Guest Lecture (Professor Christian Weber: “Goethe’s Poetic Realism: Metamorphosis and Mephistopheles”

Guest Lecture (Professor Christian Weber: “Goethe’s Poetic Realism: Metamorphosis and Mephistopheles”

The Department would like to invite you to an in person lecture by Professor Christian Weber (Florida State University) entitled “Goethe’s Poetic Realism: Metamorphosis and Mephistopheles” on Thursday, April 21st, 4-6 PM, Munk School, 1 Devonshire Place, Room 108N (see below for abstract and short bio, poster attached).

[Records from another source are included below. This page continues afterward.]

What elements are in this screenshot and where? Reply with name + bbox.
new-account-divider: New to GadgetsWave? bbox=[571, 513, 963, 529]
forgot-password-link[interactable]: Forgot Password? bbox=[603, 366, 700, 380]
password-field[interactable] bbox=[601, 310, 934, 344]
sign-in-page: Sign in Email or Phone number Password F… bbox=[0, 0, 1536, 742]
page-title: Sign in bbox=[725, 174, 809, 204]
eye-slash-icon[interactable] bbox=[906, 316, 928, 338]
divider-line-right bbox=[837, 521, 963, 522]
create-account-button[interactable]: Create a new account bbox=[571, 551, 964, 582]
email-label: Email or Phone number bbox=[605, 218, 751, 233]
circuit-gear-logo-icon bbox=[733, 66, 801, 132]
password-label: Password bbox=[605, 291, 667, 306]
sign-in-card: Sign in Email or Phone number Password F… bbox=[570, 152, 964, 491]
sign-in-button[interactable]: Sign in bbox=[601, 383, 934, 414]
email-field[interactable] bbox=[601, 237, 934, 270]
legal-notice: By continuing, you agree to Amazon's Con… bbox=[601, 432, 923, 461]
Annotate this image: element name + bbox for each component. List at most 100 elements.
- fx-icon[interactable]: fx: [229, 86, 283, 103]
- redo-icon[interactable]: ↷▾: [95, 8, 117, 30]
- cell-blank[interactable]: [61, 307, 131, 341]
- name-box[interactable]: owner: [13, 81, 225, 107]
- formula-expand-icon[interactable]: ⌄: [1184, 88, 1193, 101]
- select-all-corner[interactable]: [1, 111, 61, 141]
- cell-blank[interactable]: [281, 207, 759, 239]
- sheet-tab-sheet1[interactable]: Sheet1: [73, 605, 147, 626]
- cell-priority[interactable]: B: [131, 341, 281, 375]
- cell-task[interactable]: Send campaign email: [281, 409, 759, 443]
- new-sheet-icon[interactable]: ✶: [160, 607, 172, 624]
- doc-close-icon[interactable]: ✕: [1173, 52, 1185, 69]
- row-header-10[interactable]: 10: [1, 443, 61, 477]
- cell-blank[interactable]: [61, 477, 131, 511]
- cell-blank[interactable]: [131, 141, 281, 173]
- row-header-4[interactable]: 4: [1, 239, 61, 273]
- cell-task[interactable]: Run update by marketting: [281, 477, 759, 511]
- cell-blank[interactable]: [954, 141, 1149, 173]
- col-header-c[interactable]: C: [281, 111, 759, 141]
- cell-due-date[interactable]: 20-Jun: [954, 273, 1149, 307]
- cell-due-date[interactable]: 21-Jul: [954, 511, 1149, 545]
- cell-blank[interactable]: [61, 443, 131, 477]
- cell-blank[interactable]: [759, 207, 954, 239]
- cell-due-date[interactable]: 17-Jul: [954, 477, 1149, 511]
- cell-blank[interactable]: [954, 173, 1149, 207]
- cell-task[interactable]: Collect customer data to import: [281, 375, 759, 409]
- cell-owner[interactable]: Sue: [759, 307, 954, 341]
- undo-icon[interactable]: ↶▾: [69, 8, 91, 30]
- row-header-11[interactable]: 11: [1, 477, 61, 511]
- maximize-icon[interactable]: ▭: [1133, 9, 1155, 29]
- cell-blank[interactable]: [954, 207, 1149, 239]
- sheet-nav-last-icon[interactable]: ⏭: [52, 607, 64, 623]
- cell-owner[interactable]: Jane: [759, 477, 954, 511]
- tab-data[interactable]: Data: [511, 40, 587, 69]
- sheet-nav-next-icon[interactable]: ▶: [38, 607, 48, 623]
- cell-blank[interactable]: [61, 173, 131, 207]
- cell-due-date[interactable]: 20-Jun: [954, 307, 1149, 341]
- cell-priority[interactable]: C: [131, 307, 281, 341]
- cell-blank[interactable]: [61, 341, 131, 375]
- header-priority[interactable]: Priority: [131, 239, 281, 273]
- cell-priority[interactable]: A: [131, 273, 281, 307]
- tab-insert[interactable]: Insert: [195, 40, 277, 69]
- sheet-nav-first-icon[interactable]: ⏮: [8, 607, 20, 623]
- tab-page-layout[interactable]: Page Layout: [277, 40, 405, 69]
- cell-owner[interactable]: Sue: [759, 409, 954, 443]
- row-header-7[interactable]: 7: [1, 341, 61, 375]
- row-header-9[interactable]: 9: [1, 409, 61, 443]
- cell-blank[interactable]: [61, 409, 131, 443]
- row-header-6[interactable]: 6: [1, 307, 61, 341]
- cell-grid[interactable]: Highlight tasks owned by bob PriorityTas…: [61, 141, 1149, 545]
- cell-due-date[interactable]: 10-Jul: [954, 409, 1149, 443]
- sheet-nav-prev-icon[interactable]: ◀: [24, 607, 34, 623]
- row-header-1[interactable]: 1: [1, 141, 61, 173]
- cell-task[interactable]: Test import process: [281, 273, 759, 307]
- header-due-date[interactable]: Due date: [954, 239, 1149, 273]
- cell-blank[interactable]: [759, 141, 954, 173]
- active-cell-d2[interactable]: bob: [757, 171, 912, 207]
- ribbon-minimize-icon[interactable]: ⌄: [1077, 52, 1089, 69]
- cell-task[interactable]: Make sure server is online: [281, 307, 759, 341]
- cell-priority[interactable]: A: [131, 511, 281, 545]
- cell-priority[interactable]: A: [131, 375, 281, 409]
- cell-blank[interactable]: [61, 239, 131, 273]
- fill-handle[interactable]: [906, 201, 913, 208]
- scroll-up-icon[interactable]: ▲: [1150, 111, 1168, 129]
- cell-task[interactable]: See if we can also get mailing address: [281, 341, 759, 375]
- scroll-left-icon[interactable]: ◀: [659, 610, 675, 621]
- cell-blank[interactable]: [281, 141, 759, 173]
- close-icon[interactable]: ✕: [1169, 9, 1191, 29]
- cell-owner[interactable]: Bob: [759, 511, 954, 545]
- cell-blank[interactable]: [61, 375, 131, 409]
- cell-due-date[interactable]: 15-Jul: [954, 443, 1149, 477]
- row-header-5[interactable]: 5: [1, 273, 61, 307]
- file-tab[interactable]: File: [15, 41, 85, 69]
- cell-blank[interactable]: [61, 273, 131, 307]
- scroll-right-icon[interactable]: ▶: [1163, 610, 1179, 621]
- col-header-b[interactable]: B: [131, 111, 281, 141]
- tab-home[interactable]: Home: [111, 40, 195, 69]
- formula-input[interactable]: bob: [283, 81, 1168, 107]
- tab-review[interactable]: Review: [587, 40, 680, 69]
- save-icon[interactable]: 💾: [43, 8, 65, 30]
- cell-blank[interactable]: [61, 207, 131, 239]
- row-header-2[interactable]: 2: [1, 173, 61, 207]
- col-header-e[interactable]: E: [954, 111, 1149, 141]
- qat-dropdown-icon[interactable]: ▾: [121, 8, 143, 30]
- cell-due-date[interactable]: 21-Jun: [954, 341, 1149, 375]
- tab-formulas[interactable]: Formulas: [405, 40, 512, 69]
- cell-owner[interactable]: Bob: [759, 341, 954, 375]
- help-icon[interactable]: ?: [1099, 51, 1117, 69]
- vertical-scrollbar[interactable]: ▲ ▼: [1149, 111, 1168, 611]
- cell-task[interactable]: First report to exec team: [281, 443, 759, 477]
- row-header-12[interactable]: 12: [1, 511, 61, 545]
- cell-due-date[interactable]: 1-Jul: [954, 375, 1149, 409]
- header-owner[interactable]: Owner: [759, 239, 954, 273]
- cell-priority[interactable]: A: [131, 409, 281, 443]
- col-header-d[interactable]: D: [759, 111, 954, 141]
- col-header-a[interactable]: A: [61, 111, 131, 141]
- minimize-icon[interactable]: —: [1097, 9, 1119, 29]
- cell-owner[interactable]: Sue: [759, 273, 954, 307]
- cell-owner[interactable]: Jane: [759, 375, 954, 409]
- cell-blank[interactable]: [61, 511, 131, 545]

We are very much looking forward to seeing you at the event!

Christine Lehleiter
Associate Professor of German
Department of Germanic Languages and Literatures University of Toronto

Abstract: In societies, the real becomes an issue either as a symptom of crisis when a catastrophic revolutionary event disrupts the normalcy of reality or at a period of stagnation when social norms and cultural forms have become so rigid that humans strive to break through the symbolic order in order to experience life again with physical intensity and emotional intimacy. In response to the Christian orthodoxy and rationalist ideology of his youth and to the scientific and political revolutions later in his life, Goethe’s quest for the real turned to nature and to his own poetic talents. This presentation will characterize Goethe’s distinct notion of poetic realism not as a literary concept but as both a method of constructive inquiry and a method of deconstructive criticism. These diverging methods call for different techniques of (re)presentation: Regarding the former, Goethe employs rhetoric and poetic devices of evidence in the poem “Die Metamorphose der Pflanzen,” whereas the latter finds a prime example in the hypotyposis of the figure Mephistopheles as the metamorphic driving force of destruction in Faust.

CHRISTIAN P. WEBER is an Associate Professor of German at Florida State University. His research aims for a comprehensive phenomenological and critical investigation of the human imagination in its various manifestations, ranging from ancient mythologies and Judeo-Christian theology to the emergence of national ideologies and global worldviews. Core areas of his research include Goethe, romanticism, aesthetic theory, lyric poetry, and biopolitical metaphors of nationalism. He is the author of Die Logik der Lyrik: Goethes Phänomenologie des Geistes in Gedichten (Rombach, 2013) and currently works on a book tentatively entitled “Goethe’s Aesthetics of Poetic Attributes.”